Preface to the Second Edition

Jeremy J. Ramsden     The University of Buckingham

During the four years that have elapsed since the first edition of this book was completed, many changes have taken place in the nanolandscape. There have been no exceptionally outstanding scientific or technical developments during this interval—although that remarkable nanomaterial graphene was propelled into prominence by the 2010 Nobel Prize for physics—mostly it has been a time of continuous progress on a broad front. On the other hand there has been a dramatic change in the social and economic landscape. The financial crisis had just begun in September 2008 (if we take the collapse of Lehman Brothers in the USA as the marker) and the recession in the United Kingdom began in 2009. The new coalition government, which came to power in 2010, embarked on a rescue program of stringent austerity, which directly cut the availability of public funds for supporting emerging technologies and seems to have adversely affected the readiness of companies to invest in them.

A lackluster services sector, which until recently contributed about three quarters of Britain's gross domestic product, while manufacturing had shrunk to not much more than 10% (about the same as the contribution of the financial services sector, which has recently been rocked by a series of scandals), has led to a new appreciation of the value of having a solid manufacturing base, and it is now government policy to encourage it. In order to compete with the meteoric rise of China as a manufacturing country, it is recognized that to regenerate “old” economies,1 manufacturing must, however, be placed on a new footing in order to be competitive with lower labor costs elsewhere. This view was shared by other countries. Nevertheless, they had their own crises. While some would assert that the eurozone crisis was inevitable from the start,2 concrete evidence of grave instability emerged in Greece in late 2009 and during the course of 2010 spread to Ireland, Portugal, and Spain, with Cyprus becoming the latest eurozone country to sail precariously close to default in 2013.

In parallel with these economic crises, the global grand challenges (how to tackle climate change, pollution, energy and resource shortages and demographic change) have remained in place.

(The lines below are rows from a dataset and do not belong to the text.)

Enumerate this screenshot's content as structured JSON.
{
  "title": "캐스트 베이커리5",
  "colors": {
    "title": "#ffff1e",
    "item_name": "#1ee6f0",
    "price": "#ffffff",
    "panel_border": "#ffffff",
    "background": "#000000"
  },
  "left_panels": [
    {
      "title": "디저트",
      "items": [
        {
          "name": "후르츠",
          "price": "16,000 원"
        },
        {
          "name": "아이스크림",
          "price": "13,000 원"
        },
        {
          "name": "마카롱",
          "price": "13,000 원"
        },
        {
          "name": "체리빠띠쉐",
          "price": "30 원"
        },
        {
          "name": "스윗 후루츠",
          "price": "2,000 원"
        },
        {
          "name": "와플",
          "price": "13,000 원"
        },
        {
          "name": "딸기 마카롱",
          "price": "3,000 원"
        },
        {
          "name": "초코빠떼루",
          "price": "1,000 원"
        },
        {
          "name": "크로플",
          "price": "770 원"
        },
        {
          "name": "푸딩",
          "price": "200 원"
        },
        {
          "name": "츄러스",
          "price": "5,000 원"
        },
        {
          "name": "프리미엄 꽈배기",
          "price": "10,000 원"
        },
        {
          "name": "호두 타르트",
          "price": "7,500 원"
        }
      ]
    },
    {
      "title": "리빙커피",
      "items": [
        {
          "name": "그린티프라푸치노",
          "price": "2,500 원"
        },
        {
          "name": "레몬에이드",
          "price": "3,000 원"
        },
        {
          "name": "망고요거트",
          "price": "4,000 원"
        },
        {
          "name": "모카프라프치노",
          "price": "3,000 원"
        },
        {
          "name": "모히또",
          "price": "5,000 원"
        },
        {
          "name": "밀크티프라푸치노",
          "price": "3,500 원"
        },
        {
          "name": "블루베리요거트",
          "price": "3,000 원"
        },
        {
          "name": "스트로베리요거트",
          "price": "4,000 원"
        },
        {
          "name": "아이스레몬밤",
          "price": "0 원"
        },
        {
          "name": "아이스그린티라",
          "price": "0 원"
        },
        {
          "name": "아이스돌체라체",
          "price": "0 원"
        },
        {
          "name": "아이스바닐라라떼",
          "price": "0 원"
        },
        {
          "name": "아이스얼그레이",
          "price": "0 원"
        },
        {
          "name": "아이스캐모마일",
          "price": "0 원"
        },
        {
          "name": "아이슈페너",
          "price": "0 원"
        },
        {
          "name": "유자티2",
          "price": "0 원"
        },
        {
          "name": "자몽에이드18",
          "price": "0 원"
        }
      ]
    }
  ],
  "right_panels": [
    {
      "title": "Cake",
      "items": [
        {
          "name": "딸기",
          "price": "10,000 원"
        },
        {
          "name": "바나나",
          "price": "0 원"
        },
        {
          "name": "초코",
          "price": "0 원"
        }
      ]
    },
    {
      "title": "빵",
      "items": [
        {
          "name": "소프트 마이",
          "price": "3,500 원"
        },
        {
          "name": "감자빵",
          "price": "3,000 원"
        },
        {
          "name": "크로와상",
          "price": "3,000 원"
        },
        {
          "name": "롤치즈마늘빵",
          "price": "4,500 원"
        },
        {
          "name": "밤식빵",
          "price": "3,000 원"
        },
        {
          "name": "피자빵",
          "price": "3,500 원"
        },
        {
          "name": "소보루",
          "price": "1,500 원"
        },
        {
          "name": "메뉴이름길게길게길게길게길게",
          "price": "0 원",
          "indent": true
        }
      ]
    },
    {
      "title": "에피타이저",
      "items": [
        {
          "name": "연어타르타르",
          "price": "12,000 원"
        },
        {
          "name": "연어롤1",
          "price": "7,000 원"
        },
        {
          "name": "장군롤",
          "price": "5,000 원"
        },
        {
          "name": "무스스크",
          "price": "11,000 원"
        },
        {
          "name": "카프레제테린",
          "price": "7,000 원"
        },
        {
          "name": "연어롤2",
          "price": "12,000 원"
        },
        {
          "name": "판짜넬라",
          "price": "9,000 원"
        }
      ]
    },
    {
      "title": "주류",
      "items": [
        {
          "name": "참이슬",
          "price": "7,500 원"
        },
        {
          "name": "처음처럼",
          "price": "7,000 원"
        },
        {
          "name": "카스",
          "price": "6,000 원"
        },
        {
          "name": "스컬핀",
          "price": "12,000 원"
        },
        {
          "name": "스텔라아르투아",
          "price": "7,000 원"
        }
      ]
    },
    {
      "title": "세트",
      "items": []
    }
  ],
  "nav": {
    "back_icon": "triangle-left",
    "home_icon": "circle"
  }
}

Most of them cry out for technology to come to the rescue, and nanotechnology appears to be the perfect answer: atomically precise manufacture should minimize energy and resource use and waste production and provide new devices that can be used to collect energy directly from the sun. In essence, nanotechnology promises to do more with less. To give just one concrete example, the transparent conducting indium tin oxide windows presently used in a multitude of electronic devices and reliant on almost-exhausted supplies of indium (exacerbated by efforts to use less of the metal in each device, which has made its recycling more difficult) can be substituted by a percolating network of carbon nanotubes embedded in a polymer (in common with all carbon-based technologies, its deployment sequesters carbon from the atmosphere as a collateral benefit). Nanotechnology represents the cutting edge of the application of science, where Europe and its diaspora, along with Japan, still have a comparative advantage over the rest of the world. Yet, the nano-enterprise is advancing falteringly. While some will simply point to the economic crisis rendering unaffordable the continuation of lavish government funding programs, this book will hopefully show that the opportunities have never been greater provided they are addressed in a sensible manner.

The basic structure of the first edition has been retained, but every chapter has been revised and a substantial amount of new material has been added, which has necessitated the appearance of some new chapters, resulting from the expansion of material that was previously fitted into sections within chapters. One of these new chapters deals with the regulation of nanotechnology, which is currently in a state of considerable flux and should be carefully monitored by all those with a stake in the business, coupled with a vigilant readiness to intervene in order to avoid unwanted and unworkable obligations slipping into the statute books.

April 2013


1  “This is, of course, not a very accurate term if one looks back over the past few millennia. Until well into the Industrial Revolution the most important manufacturing countries in the world were India and China, a position that they had maintained for almost 2000 years. It was the policy of the British government to suppress indigenous Indian manufacturers in favor of British ones, a policy that was implemented very effectively: by the late 19th century Britain was the world's greatest manufacturing country. It was not long, though, before it was eclipsed by the United States of America, and for most of the 20th century (the exception being during the aftermath of World War II) the volume of German manufactures has exceeded that of Britain, but for the last 50 years Japan has been in second place behind the USA (note that Japan entered a long deflationary period in the 1990s, from which it has yet to truly emerge).”

2  “See B. Connolly, The Rotten Heart of Europe. London: Faber and Faber (1995).”